The vessel, which has yet to be officially launched, will be delivered to UECC in the first half of 2022 along with the third vessel on order. The first is expected to be delivered to UECC in the autumn of this year.

The latest vessels will join two LNG-powered pure car and truck carriers (PCTCs) that UECC has had in operation for the last four years – Auto Eco and Auto Energy.

“The intention was to further improve on these two E-class vessels… by rationalising fuel consumption through the use of hybrid battery power,” said UECC’s head of ship management and newbuilding, Jan Thore Foss.

He added that the yard “responded to the challenge” by employing Jiangnan Shipyard Group’s internal design firm to conduct the engineering work necessary to adapt the hybrid technology supplied by WE Tech of Finland for this innovative new project. 

“There have been a number of technical challenges to overcome, such as streamlining the shaft generator for a dual-fuel engine and determining whether the bow thruster could run on battery power when entering and leaving port,” Foss said.

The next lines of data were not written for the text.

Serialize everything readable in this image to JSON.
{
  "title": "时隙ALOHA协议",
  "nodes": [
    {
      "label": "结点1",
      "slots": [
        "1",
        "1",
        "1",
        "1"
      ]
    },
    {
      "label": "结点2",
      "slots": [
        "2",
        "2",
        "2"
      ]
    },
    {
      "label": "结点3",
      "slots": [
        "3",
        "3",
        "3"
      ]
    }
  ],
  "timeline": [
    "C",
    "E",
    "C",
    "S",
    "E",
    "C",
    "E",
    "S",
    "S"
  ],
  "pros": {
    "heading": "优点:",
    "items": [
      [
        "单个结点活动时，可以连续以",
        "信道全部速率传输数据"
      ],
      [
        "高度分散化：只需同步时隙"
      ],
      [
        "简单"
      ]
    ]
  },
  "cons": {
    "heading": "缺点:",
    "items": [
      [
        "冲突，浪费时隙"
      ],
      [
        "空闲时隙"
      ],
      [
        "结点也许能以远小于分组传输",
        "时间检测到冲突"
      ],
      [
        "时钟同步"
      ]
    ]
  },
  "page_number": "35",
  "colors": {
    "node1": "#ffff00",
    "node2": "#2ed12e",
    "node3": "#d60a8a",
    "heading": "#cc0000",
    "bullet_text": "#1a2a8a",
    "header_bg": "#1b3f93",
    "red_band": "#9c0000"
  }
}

According to UECC, the yard and shipowner overcame staffing and logistical challenges caused by the Covid-19 pandemic to ensure that delivery happened on schedule. 

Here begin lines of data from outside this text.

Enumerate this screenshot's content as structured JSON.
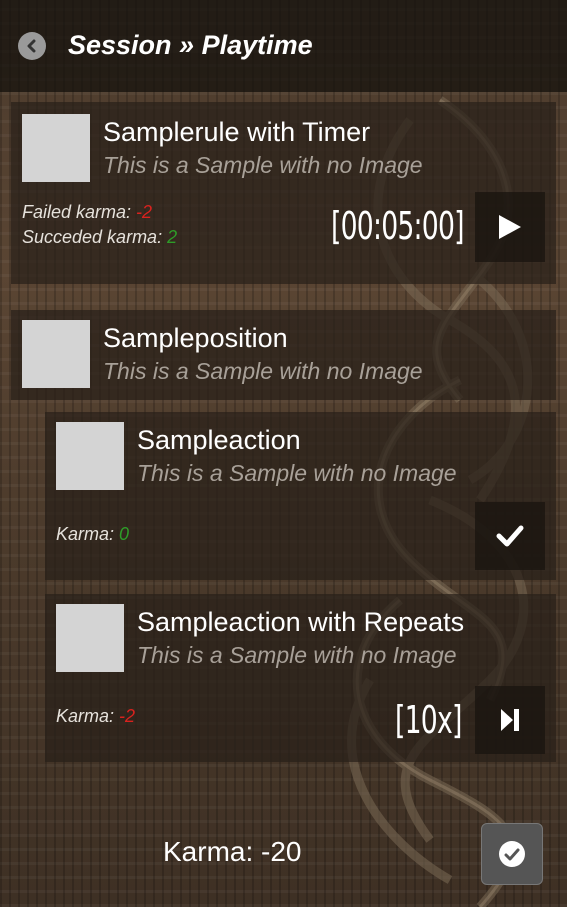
{
  "header": {
    "title": "Session » Playtime"
  },
  "rule_card": {
    "title": "Samplerule with Timer",
    "subtitle": "This is a Sample with no Image",
    "failed_label": "Failed karma: ",
    "failed_value": "-2",
    "succeeded_label": "Succeded karma: ",
    "succeeded_value": "2",
    "timer": "[00:05:00]"
  },
  "position_card": {
    "title": "Sampleposition",
    "subtitle": "This is a Sample with no Image"
  },
  "action_card": {
    "title": "Sampleaction",
    "subtitle": "This is a Sample with no Image",
    "karma_label": "Karma: ",
    "karma_value": "0"
  },
  "repeat_card": {
    "title": "Sampleaction with Repeats",
    "subtitle": "This is a Sample with no Image",
    "karma_label": "Karma: ",
    "karma_value": "-2",
    "repeat_count": "[10x]"
  },
  "footer": {
    "karma_text": "Karma: -20"
  },
  "colors": {
    "negative": "#d8221e",
    "positive": "#2e9c28",
    "thumbnail": "#d4d4d4"
  },
  "icons": {
    "back": "chevron-left-circle-icon",
    "play": "play-icon",
    "done": "check-icon",
    "skip": "skip-forward-icon",
    "confirm": "check-circle-icon"
  }
}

“The newbuilds were contracted in 2019 just before the pandemic broke out so, fortunately, we had equipment vendors in place, but the main challenge has been getting service engineers into China,” said Foss.

A temporary site team comprising solely Chinese nationals was set up to get the newbuild project moving as flights into the country were cancelled. Digital tools such as conferencing apps to supervise the project remotely also aided in the process.

“The yard… has performed exceptionally well to re-allocate labour resources to maintain progress on the project,” Foss explained.

Operational efficiency and further lower emissions are expected to result from battery power onboard the vessel.

Once all three vessels are delivered, UECC will have five lower-emission PCTCs out of its 17-vessel fleet.